NEW YORK, NY.- The Robert Rauschenberg Foundation is going to Yale University for its next leader.

The foundation plans to announce this week that it has picked Courtney J. Martin, the director of the Yale Center for British Art, as its next executive director. She will begin her new job this spring.

“Courtney is a dynamic and tested leader in the arts,” Michael Straus, chair of the Rauschenberg Foundation’s board, said in an interview. “She has the qualities we think of when we think of the foundation — flexibility, openness and willingness to take chances.”

The Rauschenberg Foundation reported more than $657 million in total assets for 2022, making it among the largest such artist foundations in the country, said Christine J. Vincent, the managing director of the Aspen Institute’s Artist Endowed Foundations Initiative.
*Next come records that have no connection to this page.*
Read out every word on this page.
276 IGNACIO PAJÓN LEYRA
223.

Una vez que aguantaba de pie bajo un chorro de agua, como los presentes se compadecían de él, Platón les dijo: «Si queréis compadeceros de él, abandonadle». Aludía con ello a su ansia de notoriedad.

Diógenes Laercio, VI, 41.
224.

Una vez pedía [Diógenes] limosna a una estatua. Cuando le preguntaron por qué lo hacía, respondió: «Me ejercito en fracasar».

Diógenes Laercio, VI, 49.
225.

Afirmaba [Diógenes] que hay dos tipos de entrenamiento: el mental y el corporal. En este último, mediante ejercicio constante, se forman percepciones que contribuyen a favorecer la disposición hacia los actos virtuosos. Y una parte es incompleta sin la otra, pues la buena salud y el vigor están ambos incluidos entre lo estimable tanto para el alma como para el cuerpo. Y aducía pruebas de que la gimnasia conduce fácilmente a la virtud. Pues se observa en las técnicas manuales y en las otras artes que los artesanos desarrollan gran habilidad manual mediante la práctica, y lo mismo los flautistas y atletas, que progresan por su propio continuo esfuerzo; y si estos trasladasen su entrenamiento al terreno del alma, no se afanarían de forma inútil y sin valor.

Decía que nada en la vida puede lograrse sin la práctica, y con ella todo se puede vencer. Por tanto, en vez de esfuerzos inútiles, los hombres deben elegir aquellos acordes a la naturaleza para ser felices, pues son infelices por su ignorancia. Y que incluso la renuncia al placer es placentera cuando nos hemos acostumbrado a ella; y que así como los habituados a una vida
Those substantial resources appealed to Martin. “Funding in the arts has dwindled,” she said in an interview. “But so many things need attention. The potential for this foundation to change arts philanthropy is limitless.”

Martin succeeds Kathy Halbreich, who stepped down from the executive director role last year, after serving almost six years in the job; Halbreich, who had been associate director of the Museum of Modern Art, has been a consulting adviser since she left.

“I wasn’t looking in any way,” Martin said of the job offer. “But this is a once-in-a-career kind of opportunity.” Before her current Yale job, which she began in 2019, Martin served as chief curator and deputy director of the Dia Art Foundation.

Rauschenberg (1925-2008) was one of the most influential artists of his era, perhaps best known for his “Combines,” a hybrid of painting and sculptures, and for his performance-based work with collaborators such as choreographer Merce Cunningham and composer John Cage.

The artist established his foundation in 1990, and it assumed its current structure a few years after his death.

Based in New York and on the island of Captiva, Florida, the foundation normally maintains a residency program for some 70 artists a year, largely on Captiva, with a smaller number using its New York archives.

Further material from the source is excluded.